Now that I've fixed that COP issue, the 20, 40, and 60MHz DOTCKs all seem to work perfectly. Unfortunately, 10MHz doesn't quite work right, and probably never will. And it's for the opposite reason from the above. Instead of us switching the COP bus from an output to an input too early like before, now the CPU is so slow to react to READY going low that it misses the READY pulse entirely and doesn't set the COP bus to an output until after the pulse is already over. There's not really a way that I can hack around that problem, short of overclocking the COP, but then that introduces more problems related to compatibility at other clock speeds. Not to mention the fact that the real time clock wouldn't be accurate anymore!

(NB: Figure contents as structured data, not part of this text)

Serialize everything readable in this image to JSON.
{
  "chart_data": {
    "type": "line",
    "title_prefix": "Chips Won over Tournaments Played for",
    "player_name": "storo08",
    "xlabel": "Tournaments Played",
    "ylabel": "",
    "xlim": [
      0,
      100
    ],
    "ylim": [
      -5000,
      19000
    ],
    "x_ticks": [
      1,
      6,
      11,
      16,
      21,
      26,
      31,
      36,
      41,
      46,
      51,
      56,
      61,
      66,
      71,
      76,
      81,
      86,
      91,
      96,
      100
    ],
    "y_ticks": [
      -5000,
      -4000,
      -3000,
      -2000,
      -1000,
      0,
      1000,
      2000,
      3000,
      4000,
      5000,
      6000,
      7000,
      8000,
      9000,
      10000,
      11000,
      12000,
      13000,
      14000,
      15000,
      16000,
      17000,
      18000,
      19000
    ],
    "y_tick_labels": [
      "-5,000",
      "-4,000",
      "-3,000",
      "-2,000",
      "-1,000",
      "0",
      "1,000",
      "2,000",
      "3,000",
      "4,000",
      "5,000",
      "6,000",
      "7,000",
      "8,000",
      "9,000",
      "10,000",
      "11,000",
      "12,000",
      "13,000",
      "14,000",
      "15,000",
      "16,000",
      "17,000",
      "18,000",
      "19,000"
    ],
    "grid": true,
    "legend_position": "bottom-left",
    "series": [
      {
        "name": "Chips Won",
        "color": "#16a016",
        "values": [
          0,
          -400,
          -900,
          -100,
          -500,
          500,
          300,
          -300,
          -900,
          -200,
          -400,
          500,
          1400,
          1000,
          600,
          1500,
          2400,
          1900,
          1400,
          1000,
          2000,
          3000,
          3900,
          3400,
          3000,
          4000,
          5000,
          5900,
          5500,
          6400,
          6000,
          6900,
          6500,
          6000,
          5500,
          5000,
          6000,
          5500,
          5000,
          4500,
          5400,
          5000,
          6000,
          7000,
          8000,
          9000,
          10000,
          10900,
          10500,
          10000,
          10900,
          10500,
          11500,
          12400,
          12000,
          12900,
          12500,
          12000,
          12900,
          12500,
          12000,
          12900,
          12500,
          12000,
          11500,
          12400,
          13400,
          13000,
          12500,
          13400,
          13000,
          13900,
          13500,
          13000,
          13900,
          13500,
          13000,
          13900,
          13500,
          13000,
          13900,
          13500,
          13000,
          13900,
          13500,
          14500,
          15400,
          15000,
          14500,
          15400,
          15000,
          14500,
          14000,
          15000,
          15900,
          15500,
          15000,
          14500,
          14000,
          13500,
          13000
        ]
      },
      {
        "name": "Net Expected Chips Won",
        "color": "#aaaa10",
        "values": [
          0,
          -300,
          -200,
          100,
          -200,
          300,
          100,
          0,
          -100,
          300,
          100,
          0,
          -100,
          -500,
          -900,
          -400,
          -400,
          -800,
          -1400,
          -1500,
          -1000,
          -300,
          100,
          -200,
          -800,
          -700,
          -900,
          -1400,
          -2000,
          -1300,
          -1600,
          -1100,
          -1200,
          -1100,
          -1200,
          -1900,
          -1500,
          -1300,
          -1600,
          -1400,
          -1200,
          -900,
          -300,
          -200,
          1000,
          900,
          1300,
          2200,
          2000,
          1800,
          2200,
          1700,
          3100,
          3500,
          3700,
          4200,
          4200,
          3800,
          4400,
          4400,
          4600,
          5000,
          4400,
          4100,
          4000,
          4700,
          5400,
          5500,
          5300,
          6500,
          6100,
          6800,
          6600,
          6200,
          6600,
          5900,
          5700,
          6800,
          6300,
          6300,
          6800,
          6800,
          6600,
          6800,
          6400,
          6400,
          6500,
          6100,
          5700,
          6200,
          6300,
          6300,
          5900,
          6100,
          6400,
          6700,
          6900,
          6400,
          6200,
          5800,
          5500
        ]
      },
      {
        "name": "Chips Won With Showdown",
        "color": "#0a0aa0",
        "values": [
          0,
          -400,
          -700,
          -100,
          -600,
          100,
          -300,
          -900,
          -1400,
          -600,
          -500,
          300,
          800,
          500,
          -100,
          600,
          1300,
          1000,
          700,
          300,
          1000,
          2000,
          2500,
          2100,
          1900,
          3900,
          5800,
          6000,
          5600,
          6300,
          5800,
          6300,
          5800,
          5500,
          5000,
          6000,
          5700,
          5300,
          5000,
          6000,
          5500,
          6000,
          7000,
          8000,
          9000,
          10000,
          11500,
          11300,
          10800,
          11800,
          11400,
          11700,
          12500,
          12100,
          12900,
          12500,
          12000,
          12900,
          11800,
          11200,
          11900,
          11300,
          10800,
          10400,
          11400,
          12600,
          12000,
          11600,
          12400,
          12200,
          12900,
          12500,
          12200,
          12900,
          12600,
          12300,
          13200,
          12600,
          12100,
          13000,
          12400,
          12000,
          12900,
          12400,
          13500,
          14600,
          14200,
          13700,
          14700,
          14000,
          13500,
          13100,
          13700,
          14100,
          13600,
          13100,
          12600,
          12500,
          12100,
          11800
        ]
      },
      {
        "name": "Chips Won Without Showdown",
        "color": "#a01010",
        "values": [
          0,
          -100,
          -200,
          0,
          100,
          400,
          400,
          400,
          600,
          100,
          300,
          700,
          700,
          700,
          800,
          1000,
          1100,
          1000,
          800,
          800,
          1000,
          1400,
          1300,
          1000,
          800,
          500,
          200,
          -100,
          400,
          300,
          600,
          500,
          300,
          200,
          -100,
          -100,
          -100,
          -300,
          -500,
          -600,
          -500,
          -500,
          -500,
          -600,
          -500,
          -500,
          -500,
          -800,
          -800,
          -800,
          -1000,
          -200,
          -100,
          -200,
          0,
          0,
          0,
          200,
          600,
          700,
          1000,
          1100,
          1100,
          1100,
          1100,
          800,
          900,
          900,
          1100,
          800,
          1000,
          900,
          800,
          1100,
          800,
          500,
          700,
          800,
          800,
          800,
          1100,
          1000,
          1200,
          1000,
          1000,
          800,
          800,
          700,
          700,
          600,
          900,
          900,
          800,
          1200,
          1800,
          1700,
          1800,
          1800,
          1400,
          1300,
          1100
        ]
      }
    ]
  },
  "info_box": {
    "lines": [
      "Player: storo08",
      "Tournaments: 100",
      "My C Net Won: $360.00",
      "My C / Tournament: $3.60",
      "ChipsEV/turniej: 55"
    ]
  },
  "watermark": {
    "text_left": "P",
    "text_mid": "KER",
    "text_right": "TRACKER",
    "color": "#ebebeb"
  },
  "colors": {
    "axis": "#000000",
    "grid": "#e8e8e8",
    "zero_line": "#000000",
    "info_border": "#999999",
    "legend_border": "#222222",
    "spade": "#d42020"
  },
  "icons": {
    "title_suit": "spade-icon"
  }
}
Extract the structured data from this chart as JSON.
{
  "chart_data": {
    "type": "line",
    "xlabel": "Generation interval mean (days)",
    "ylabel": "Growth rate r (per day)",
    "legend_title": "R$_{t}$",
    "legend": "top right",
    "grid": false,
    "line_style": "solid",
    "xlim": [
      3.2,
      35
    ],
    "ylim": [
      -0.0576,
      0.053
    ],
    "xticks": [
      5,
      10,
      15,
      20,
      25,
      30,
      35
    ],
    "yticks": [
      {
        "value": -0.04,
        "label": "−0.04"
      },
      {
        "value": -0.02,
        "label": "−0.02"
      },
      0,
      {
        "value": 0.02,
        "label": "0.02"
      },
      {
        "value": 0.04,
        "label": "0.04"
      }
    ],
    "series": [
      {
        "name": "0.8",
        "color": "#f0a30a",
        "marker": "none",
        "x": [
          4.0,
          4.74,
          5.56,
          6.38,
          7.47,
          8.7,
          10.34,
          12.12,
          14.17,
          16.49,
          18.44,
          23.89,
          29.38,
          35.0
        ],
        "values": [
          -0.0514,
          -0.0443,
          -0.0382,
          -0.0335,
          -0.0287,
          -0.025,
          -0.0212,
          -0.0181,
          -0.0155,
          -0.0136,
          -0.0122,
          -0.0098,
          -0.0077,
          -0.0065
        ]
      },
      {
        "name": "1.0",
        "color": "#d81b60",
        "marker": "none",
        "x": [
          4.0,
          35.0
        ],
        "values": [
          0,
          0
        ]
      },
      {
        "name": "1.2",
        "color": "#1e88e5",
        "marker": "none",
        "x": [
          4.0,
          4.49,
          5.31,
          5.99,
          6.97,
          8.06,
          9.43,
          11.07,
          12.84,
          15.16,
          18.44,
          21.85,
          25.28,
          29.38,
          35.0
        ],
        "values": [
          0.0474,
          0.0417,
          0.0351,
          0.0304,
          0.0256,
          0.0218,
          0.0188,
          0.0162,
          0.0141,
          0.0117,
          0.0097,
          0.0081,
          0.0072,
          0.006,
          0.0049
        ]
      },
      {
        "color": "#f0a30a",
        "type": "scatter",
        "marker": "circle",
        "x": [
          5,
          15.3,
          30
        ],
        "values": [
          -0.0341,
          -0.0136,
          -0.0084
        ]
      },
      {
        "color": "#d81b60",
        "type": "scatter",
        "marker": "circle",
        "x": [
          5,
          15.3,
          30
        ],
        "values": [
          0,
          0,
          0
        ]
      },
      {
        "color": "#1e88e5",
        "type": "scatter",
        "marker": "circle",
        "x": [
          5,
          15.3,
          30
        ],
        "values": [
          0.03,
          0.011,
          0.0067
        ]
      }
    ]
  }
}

So with that in mind, I think I'm going to get rid of the 10MHz DOTCK (not sure why people would really want a 2.5MHz Lisa anyway) and try to replace it with an 80MHz DOTCK. No promises or anything, but I got it going at 60, so perhaps I can get 80 going too! Who knows, maybe even 100MHz is possible...

Quote from: stepleton on January 28, 2026, 06:14:50 PMHa, neat! AI can certainly automate a lot of tasks... As I was writing Lisavox, I felt that the choice to hand-code everything was basically an indulgence on my part; I could have asked an AI to take care of most of the Python in particular and it would surely have done fine.

Yep, I have a personal rule for the LisaFPGA project that I don't use any AI-generated code anywhere in it, although I absolutely do use AI for help when I get stuck debugging. It makes it a whole lot easier to understand weird little quirks of FPGA design that you wouldn't otherwise know unless you read thousands of pages of Xilinx documentation!

Given that it seems to be working pretty well right now, I'll probably just leave the code alone for the sake of not wanting to break it, but that's a really good idea about feeding a big program through to confirm that it's fully-functional. I'll give that a try if/when I get the chance!

Quote from: stepleton on January 28, 2026, 06:14:50 PMI wonder what the COP issue was. Do you think you'll be able to break the 60 MHz barrier?

Give me a second and I'll explain that back over in the LisaFPGA thread!